Ugandans choose between leader of 20 years and former aide
Ugandan voters lined up in car parks, village squares and empty fields before dawn today to choose between the leader who has ruled the country for 20 years and four challengers.
They will also select a new parliament in the country’s first multiparty elections in two decades.
Some polling stations in the capital, Kampala, opened more than an hour late because of the late arrival of polling materials. Since most of the voting is taking place outdoors, thunderstorms in some parts of the country forced officials to suspend voting.
Voters turned out in large numbers in northern Uganda, an opposition stronghold where more than two million people live in camps because of regular raids by the rebel Lord’s Resistance Army.

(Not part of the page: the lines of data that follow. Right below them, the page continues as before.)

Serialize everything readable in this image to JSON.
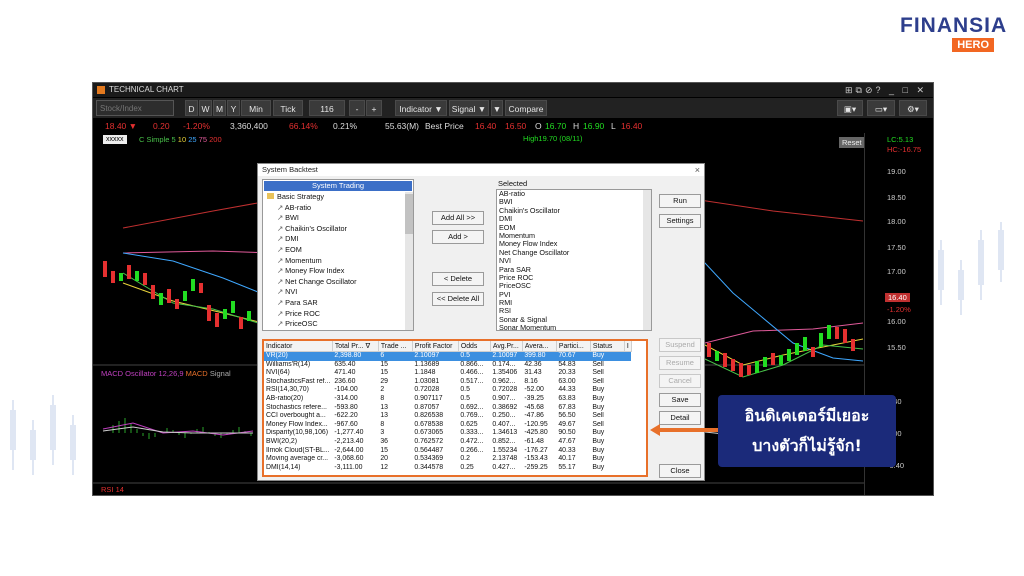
{
  "brand": {
    "name": "FINANSIA",
    "sub": "HERO"
  },
  "window": {
    "title": "TECHNICAL CHART",
    "symbol_placeholder": "Stock/Index",
    "periods": [
      "D",
      "W",
      "M",
      "Y",
      "Min",
      "Tick"
    ],
    "bars_value": "116",
    "zoom_in": "+",
    "zoom_out": "-",
    "indicator_label": "Indicator ▼",
    "signal_label": "Signal ▼",
    "signal_dd": "▼",
    "compare_label": "Compare"
  },
  "quote": {
    "last": "18.40 ▼",
    "change": "0.20",
    "pct": "-1.20%",
    "volume": "3,360,400",
    "ratio": "66.14%",
    "ratio2": "0.21%",
    "value": "55.63(M)",
    "best_price_label": "Best Price",
    "bid": "16.40",
    "offer": "16.50",
    "o_label": "O",
    "o": "16.70",
    "h_label": "H",
    "h": "16.90",
    "l_label": "L",
    "l": "16.40"
  },
  "chart": {
    "legend_name": "C Simple",
    "legend_periods": [
      "5",
      "10",
      "25",
      "75",
      "200"
    ],
    "symbol_box": "xxxxx",
    "reset_scale": "Reset Scale",
    "lc": "LC:5.13",
    "hc": "HC:-16.75",
    "high_marker": "High19.70 (08/11)",
    "price_axis": [
      "19.00",
      "18.50",
      "18.00",
      "17.50",
      "17.00",
      "16.00",
      "15.50"
    ],
    "last_tag": "16.40",
    "last_pct": "-1.20%",
    "macd_legend": "MACD Oscillator 12,26,9",
    "macd_name": "MACD",
    "signal_name": "Signal",
    "macd_axis": [
      "0.40",
      "0.00",
      "-0.40"
    ],
    "rsi_legend": "RSI 14",
    "colors": {
      "up": "#22dd22",
      "down": "#e53030",
      "ma_blue": "#3fa8ff",
      "ma_yellow": "#e8d23a",
      "ma_pink": "#e05a9a",
      "ma_red": "#c03030",
      "ma_green": "#49c24a"
    }
  },
  "dialog": {
    "title": "System Backtest",
    "close": "×",
    "left_header": "System Trading",
    "root": "Basic Strategy",
    "strategies": [
      "AB-ratio",
      "BWI",
      "Chaikin's Oscillator",
      "DMI",
      "EOM",
      "Momentum",
      "Money Flow Index",
      "Net Change Oscillator",
      "NVI",
      "Para SAR",
      "Price ROC",
      "PriceOSC"
    ],
    "selected_header": "Selected",
    "selected": [
      "AB-ratio",
      "BWI",
      "Chaikin's Oscillator",
      "DMI",
      "EOM",
      "Momentum",
      "Money Flow Index",
      "Net Change Oscillator",
      "NVI",
      "Para SAR",
      "Price ROC",
      "PriceOSC",
      "PVI",
      "RMI",
      "RSI",
      "Sonar & Signal",
      "Sonar Momentum"
    ],
    "buttons": {
      "add_all": "Add All >>",
      "add": "Add >",
      "delete": "< Delete",
      "delete_all": "<< Delete All",
      "run": "Run",
      "settings": "Settings",
      "suspend": "Suspend",
      "resume": "Resume",
      "cancel": "Cancel",
      "save": "Save",
      "detail": "Detail",
      "close": "Close"
    },
    "columns": [
      "Indicator",
      "Total Pr... ∇",
      "Trade ...",
      "Profit Factor",
      "Odds",
      "Avg.Pr...",
      "Avera...",
      "Partici...",
      "Status",
      "I"
    ],
    "rows": [
      [
        "VR(20)",
        "2,398.80",
        "6",
        "2.10097",
        "0.5",
        "2.10097",
        "399.80",
        "70.67",
        "Buy"
      ],
      [
        "Williams'R(14)",
        "635.40",
        "15",
        "1.13689",
        "0.866...",
        "0.174...",
        "42.36",
        "54.83",
        "Sell"
      ],
      [
        "NVI(64)",
        "471.40",
        "15",
        "1.1848",
        "0.466...",
        "1.35406",
        "31.43",
        "20.33",
        "Sell"
      ],
      [
        "StochasticsFast ref...",
        "236.60",
        "29",
        "1.03081",
        "0.517...",
        "0.962...",
        "8.16",
        "63.00",
        "Sell"
      ],
      [
        "RSI(14,30,70)",
        "-104.00",
        "2",
        "0.72028",
        "0.5",
        "0.72028",
        "-52.00",
        "44.33",
        "Buy"
      ],
      [
        "AB-ratio(20)",
        "-314.00",
        "8",
        "0.907117",
        "0.5",
        "0.907...",
        "-39.25",
        "63.83",
        "Buy"
      ],
      [
        "Stochastics refere...",
        "-593.80",
        "13",
        "0.87057",
        "0.692...",
        "0.38692",
        "-45.68",
        "67.83",
        "Buy"
      ],
      [
        "CCI overbought a...",
        "-622.20",
        "13",
        "0.826538",
        "0.769...",
        "0.250...",
        "-47.86",
        "56.50",
        "Sell"
      ],
      [
        "Money Flow Index...",
        "-967.60",
        "8",
        "0.678538",
        "0.625",
        "0.407...",
        "-120.95",
        "49.67",
        "Sell"
      ],
      [
        "Disparity(10,98,106)",
        "-1,277.40",
        "3",
        "0.673065",
        "0.333...",
        "1.34613",
        "-425.80",
        "90.50",
        "Buy"
      ],
      [
        "BWI(20,2)",
        "-2,213.40",
        "36",
        "0.762572",
        "0.472...",
        "0.852...",
        "-61.48",
        "47.67",
        "Buy"
      ],
      [
        "Ilmok Cloud(ST-BL...",
        "-2,644.00",
        "15",
        "0.564487",
        "0.266...",
        "1.55234",
        "-176.27",
        "40.33",
        "Buy"
      ],
      [
        "Moving average cr...",
        "-3,068.60",
        "20",
        "0.534369",
        "0.2",
        "2.13748",
        "-153.43",
        "40.17",
        "Buy"
      ],
      [
        "DMI(14,14)",
        "-3,111.00",
        "12",
        "0.344578",
        "0.25",
        "0.427...",
        "-259.25",
        "55.17",
        "Buy"
      ]
    ]
  },
  "callout": {
    "line1": "อินดิเคเตอร์มีเยอะ",
    "line2": "บางตัวก็ไม่รู้จัก!"
  }
}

Security forces also turned out in high numbers after police said they feared some unidentified groups may try to disrupt the vote.
But there were no reports of violence or other serious problems in the first hours of voting.
Incumbent Yoweri Museveni and opposition leader Kizza Besigye were the top two presidential candidates heading into today’s vote. Besigye has had to split his time between campaigning and standing trial for treason, rape and other charges he and his supporters maintain were trumped up to hurt him in the election.
Voters were also electing 284 members of parliament, in the first voting day in Uganda to combine both the presidential and parliamentary elections.
Final results were expected by Saturday afternoon, as required by Uganda law.
While few voters were willing to say for whom they would vote, most said security and peace in the country were their highest priorities.
Mabel Kigozi, 38, said the tense campaign, which was marred by sporadic violence, made her nervous about the future of the country.
“The issue is to vote for a presidential candidate who can bring peace, unity and reconciliation, who can bring togetherness to Uganda,” Kigozi said, declining to name her candidate. “I don’t want war, violence, tribalism, I don’t want that division.”
Museveni appeared set to receive the most votes, according to opinion polls, the only question was whether there he will take more than 50%, eliminating the need for a run-off election.
The balloting is the first multiparty election in Uganda since 1980, a step forward after nearly 20 years of Museveni’s “no party politics”. But the same change to the constitution that allowed the participation of political parties, also removed term limits on the president, allowing Museveni, 62, to run as many times as he wishes.
In recent years, Museveni has frustrated donors by intervening in neighbouring Congo’s civil war, increasing military spending, changing the constitution to give the president more power and refusing to retire from politics as he had promised during the 2001 elections.
After Besigye returned from self-imposed exile last year to run against Museveni for a second time, prosecutors charged him with treason and rape and jailed him for three weeks. Museveni supporters also filed several civil court cases and appeals to have Besigye’s candidacy nullified, efforts that were all eventually thrown out.
“This election right from the word go could never have been free or fair,” Besigye said. “Our objective was to further expose this position both locally and internationally and to use what ever space would be available during the campaign to educate the population.”
But Museveni’s government has rejected all criticism. He has advised Ugandans to ignore “foreign meddlers”.
In an address to the nation on the eve of the vote, he told Ugandans that voting “is not a joke”.
“It is a matter of life and death. If you decide wrongly, you will bear the consequences,” Museveni said on state-run radio and television. “It has happened in the past. It can happen again.”
Uganda’s Electoral Commission has accredited 40,000 local and international observers to monitor the election, which will take place at more than 16,000 polling stations for 10.4 million registered voters. The European Union, Commonwealth and African Union all sent election observers.